Jika memang kita benar berorientasi pada hukum seharusnya semua produk perundangan kita berjalan efektif di masyarakat, UU Hak Cipta, Sisdiknas, Porno, ITE dan lain sebagainya seharusnya sudah efektif berjalan di masyarakat selama ini, namun buktinya hampir nol, apakah masyarakat kita cenderung tidak taat pada hukum? tapi mengapa pejabat kita selalu bersikukuh berorientasi pada teks book tentang hukum dan menutup mata pada kondisi sosial yang ada.
Kita semua tahu hukum dibuat pemerintah yang berkuasa maupun DPR yang juga berkuasa, tentu kita tidak menutup mata bahwa ada penyaluran kepentingan penguasa pada setiap produk hukum yang disahkan dinegeri ini, yah hukum tidak akan terlepas dari subjektifitas kepentingan pembuatnya, lalu memaksakan hukum pada mereka yang berseberangan, berbeda dengan keadilan yang tidak satupun orang yang bisa memaksakan rasa keadilan kepada orang lain.
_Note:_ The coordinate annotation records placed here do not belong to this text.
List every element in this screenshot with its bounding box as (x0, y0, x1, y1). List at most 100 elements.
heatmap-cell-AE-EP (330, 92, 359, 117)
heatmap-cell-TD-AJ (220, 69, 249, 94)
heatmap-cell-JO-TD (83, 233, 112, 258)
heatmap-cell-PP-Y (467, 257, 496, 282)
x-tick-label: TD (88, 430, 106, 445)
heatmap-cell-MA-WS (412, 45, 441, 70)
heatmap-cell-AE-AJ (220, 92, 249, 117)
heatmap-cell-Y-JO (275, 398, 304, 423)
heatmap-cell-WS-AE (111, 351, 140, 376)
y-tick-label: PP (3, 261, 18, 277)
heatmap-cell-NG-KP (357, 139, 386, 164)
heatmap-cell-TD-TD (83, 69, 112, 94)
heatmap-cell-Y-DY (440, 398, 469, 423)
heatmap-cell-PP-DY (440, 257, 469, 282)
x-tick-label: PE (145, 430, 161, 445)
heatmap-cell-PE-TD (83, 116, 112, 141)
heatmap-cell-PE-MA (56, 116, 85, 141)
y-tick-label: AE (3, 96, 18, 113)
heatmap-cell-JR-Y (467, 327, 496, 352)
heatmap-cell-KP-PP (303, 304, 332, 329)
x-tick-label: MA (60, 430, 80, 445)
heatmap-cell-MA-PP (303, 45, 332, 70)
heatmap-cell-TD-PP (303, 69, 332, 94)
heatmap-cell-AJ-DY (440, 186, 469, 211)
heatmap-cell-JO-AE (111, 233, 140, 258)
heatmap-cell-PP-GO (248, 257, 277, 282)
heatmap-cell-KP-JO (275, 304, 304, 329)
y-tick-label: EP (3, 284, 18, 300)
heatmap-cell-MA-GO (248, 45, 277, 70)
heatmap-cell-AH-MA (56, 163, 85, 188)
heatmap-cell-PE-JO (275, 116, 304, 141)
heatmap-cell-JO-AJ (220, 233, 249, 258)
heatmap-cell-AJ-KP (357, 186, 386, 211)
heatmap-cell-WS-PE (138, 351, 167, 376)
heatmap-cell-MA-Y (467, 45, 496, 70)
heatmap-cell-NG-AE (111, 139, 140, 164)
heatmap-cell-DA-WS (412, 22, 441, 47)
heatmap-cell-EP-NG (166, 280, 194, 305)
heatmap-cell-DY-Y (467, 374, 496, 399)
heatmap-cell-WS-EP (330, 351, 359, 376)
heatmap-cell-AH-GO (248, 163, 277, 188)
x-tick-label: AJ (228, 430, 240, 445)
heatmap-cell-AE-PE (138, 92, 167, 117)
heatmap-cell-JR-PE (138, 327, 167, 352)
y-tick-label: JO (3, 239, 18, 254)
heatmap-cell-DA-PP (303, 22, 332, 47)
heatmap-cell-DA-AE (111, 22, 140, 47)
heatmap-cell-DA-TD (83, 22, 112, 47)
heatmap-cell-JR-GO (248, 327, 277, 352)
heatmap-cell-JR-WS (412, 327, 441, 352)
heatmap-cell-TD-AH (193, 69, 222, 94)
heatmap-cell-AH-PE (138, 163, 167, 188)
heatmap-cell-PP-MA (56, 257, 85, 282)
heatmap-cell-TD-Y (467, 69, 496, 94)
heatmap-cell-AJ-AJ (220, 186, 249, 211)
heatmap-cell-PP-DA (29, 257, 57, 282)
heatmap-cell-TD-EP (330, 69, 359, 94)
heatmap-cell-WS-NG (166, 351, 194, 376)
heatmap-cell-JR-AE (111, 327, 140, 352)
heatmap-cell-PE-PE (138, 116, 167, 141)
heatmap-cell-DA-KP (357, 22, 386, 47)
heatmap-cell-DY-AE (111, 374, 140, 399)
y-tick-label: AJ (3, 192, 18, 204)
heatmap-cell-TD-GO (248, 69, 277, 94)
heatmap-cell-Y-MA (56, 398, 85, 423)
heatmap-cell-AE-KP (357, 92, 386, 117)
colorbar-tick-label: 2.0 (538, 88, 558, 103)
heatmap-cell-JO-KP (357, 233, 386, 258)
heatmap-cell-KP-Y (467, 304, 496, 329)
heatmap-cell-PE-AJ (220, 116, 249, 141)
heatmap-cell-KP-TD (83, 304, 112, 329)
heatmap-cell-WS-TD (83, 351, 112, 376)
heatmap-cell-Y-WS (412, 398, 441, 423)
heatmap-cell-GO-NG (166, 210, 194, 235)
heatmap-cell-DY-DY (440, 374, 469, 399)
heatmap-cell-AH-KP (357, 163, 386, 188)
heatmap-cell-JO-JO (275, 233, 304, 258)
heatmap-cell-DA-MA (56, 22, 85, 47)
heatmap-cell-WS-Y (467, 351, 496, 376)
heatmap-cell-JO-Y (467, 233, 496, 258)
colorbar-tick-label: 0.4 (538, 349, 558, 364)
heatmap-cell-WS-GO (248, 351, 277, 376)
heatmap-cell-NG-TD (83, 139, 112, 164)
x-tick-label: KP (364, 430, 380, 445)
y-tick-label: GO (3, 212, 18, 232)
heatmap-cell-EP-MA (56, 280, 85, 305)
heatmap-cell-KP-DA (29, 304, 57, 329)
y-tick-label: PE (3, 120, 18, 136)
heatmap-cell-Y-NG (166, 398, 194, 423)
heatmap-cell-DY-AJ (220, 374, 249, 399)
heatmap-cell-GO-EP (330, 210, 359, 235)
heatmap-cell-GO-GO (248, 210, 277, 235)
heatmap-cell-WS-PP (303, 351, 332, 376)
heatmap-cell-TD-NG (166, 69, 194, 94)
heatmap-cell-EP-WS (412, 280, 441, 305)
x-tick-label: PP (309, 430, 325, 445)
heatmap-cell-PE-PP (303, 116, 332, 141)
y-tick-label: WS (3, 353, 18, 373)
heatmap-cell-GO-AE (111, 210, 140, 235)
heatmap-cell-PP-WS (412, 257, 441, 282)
Orang kaya bisa membeli hukum, penguasa mampu membeli hukum tapi kita semua tidak mampu membeli rasa keadilan
Terus terang aku merasa bangga pada sosok hakim yang memilih mengADILi mbok minah si pencuri kakao daripada mengHUKUMnya, aku bangga karena dia adalah salah satu contoh sosok ratu adil meski dalam ruang lingkup yang kurang begitu luas, yang selalu dikumandangkan sejak zaman Raja2 di nusantara. Sosok penegak hukum yang menjelma menjadi penegak keadilan dimana berani melakukan terobosan keadilan demi menghadirkan rasa keadilan di negeri ini. Inilah contoh produk keadilan yang kita semua impikan selama ini.
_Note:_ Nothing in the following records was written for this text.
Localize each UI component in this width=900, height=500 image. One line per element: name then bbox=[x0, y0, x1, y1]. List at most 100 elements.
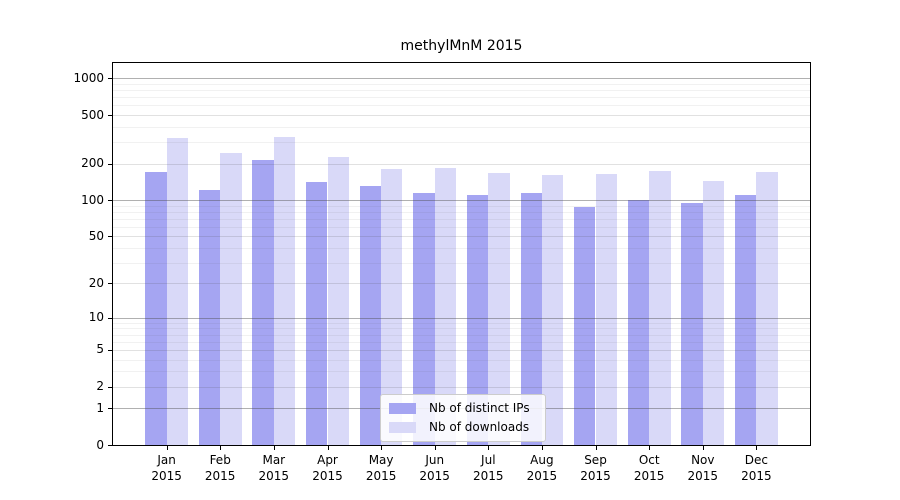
x-tick-year: 2015 bbox=[526, 469, 558, 483]
y-tick-label: 5 bbox=[96, 342, 104, 357]
gridline-y-2 bbox=[113, 386, 810, 388]
gridline-y-100 bbox=[113, 200, 810, 202]
y-tick-label: 1 bbox=[96, 400, 104, 415]
y-tick-label: 1000 bbox=[73, 70, 104, 85]
y-tick-label: 0 bbox=[96, 437, 104, 452]
x-tick-year: 2015 bbox=[419, 469, 450, 483]
x-tick-year: 2015 bbox=[741, 469, 772, 483]
minor-gridline-y-800 bbox=[113, 90, 810, 92]
legend: Nb of distinct IPs Nb of downloads bbox=[380, 394, 546, 442]
bar-downloads-may bbox=[381, 169, 403, 445]
x-tick-mark bbox=[595, 446, 597, 450]
legend-label-distinct-ips: Nb of distinct IPs bbox=[429, 401, 530, 415]
minor-gridline-y-30 bbox=[113, 262, 810, 264]
x-tick-year: 2015 bbox=[473, 469, 504, 483]
y-tick-mark bbox=[108, 200, 112, 202]
x-tick-label-apr: Apr 2015 bbox=[296, 452, 360, 484]
x-tick-month: Mar bbox=[262, 453, 286, 467]
bar-distinct-ips-apr bbox=[306, 182, 328, 445]
y-tick-label: 2 bbox=[96, 379, 104, 394]
y-tick-label: 20 bbox=[88, 275, 104, 290]
x-tick-mark bbox=[649, 446, 651, 450]
legend-item-distinct-ips: Nb of distinct IPs bbox=[389, 401, 536, 416]
x-tick-label-oct: Oct 2015 bbox=[617, 452, 681, 484]
x-tick-label-jan: Jan 2015 bbox=[135, 452, 199, 484]
x-tick-mark bbox=[434, 446, 436, 450]
bar-distinct-ips-jun bbox=[413, 192, 435, 445]
legend-label-downloads: Nb of downloads bbox=[429, 420, 530, 434]
bar-downloads-feb bbox=[220, 153, 242, 445]
x-tick-label-nov: Nov 2015 bbox=[671, 452, 735, 484]
x-tick-month: Nov bbox=[691, 453, 715, 467]
legend-swatch-downloads bbox=[389, 422, 416, 433]
gridline-y-1000 bbox=[113, 78, 810, 80]
x-tick-label-sep: Sep 2015 bbox=[564, 452, 628, 484]
bar-downloads-jan bbox=[166, 137, 188, 445]
minor-gridline-y-8 bbox=[113, 328, 810, 330]
minor-gridline-y-3 bbox=[113, 371, 810, 373]
x-tick-month: Aug bbox=[530, 453, 554, 467]
bar-distinct-ips-dec bbox=[734, 195, 757, 445]
minor-gridline-y-9 bbox=[113, 322, 810, 324]
x-tick-mark bbox=[166, 446, 168, 450]
x-tick-month: Sep bbox=[584, 453, 607, 467]
gridline-y-20 bbox=[113, 283, 810, 285]
minor-gridline-y-60 bbox=[113, 226, 810, 228]
x-tick-month: Jan bbox=[157, 453, 176, 467]
x-tick-month: Dec bbox=[744, 453, 768, 467]
bar-downloads-jul bbox=[488, 173, 510, 445]
bar-distinct-ips-aug bbox=[520, 193, 542, 445]
y-tick-mark bbox=[108, 115, 112, 117]
x-tick-year: 2015 bbox=[580, 469, 611, 483]
x-tick-year: 2015 bbox=[204, 469, 236, 483]
bar-distinct-ips-oct bbox=[627, 199, 650, 445]
minor-gridline-y-400 bbox=[113, 126, 810, 128]
chart-title: methylMnM 2015 bbox=[400, 38, 523, 54]
x-tick-year: 2015 bbox=[687, 469, 719, 483]
y-tick-label: 200 bbox=[81, 156, 104, 170]
gridline-y-500 bbox=[113, 115, 810, 117]
y-tick-mark bbox=[108, 386, 112, 388]
y-tick-mark bbox=[108, 349, 112, 351]
bar-distinct-ips-nov bbox=[681, 202, 703, 445]
minor-gridline-y-40 bbox=[113, 247, 810, 249]
x-tick-label-mar: Mar 2015 bbox=[242, 452, 306, 484]
x-tick-mark bbox=[756, 446, 758, 450]
bar-downloads-jun bbox=[434, 168, 457, 445]
x-tick-label-jun: Jun 2015 bbox=[403, 452, 467, 484]
legend-swatch-distinct-ips bbox=[389, 403, 416, 414]
x-tick-mark bbox=[702, 446, 704, 450]
bar-downloads-oct bbox=[649, 170, 671, 445]
x-tick-month: May bbox=[368, 453, 394, 467]
x-tick-label-feb: Feb 2015 bbox=[188, 452, 252, 484]
bar-distinct-ips-sep bbox=[574, 206, 596, 445]
y-tick-label: 10 bbox=[88, 310, 104, 325]
bar-downloads-mar bbox=[273, 136, 296, 445]
minor-gridline-y-4 bbox=[113, 359, 810, 361]
minor-gridline-y-300 bbox=[113, 142, 810, 144]
bar-distinct-ips-jan bbox=[145, 171, 167, 445]
minor-gridline-y-7 bbox=[113, 334, 810, 336]
minor-gridline-y-6 bbox=[113, 341, 810, 343]
minor-gridline-y-900 bbox=[113, 83, 810, 85]
x-tick-month: Feb bbox=[209, 453, 231, 467]
bar-downloads-apr bbox=[327, 157, 349, 445]
x-tick-mark bbox=[220, 446, 222, 450]
minor-gridline-y-600 bbox=[113, 105, 810, 107]
gridline-y-50 bbox=[113, 236, 810, 238]
y-tick-mark bbox=[108, 445, 112, 446]
gridline-y-10 bbox=[113, 317, 810, 319]
x-tick-year: 2015 bbox=[312, 469, 343, 483]
x-tick-month: Oct bbox=[638, 453, 660, 467]
bar-downloads-nov bbox=[702, 180, 725, 445]
y-tick-mark bbox=[108, 78, 112, 80]
minor-gridline-y-80 bbox=[113, 211, 810, 213]
x-tick-year: 2015 bbox=[633, 469, 665, 483]
x-tick-year: 2015 bbox=[365, 469, 397, 483]
y-tick-mark bbox=[108, 163, 112, 165]
y-tick-label: 100 bbox=[81, 192, 104, 207]
x-tick-mark bbox=[273, 446, 275, 450]
x-tick-month: Apr bbox=[317, 453, 338, 467]
minor-gridline-y-700 bbox=[113, 97, 810, 99]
Mari kita selesaikan semua secara adil tidak harus secara hukum karena keadilan sosial adalah bagi seluruh warga Indonesia sedangkan hukum hanya berlaku bagi golongan tertentu.
Akhir kata aku berharap yang kita miliki adalah para aparat penegak keadilan, bukan penegak hukum, produk keadilan bukan produk hukum dan negara keadilan bukan negara hukum.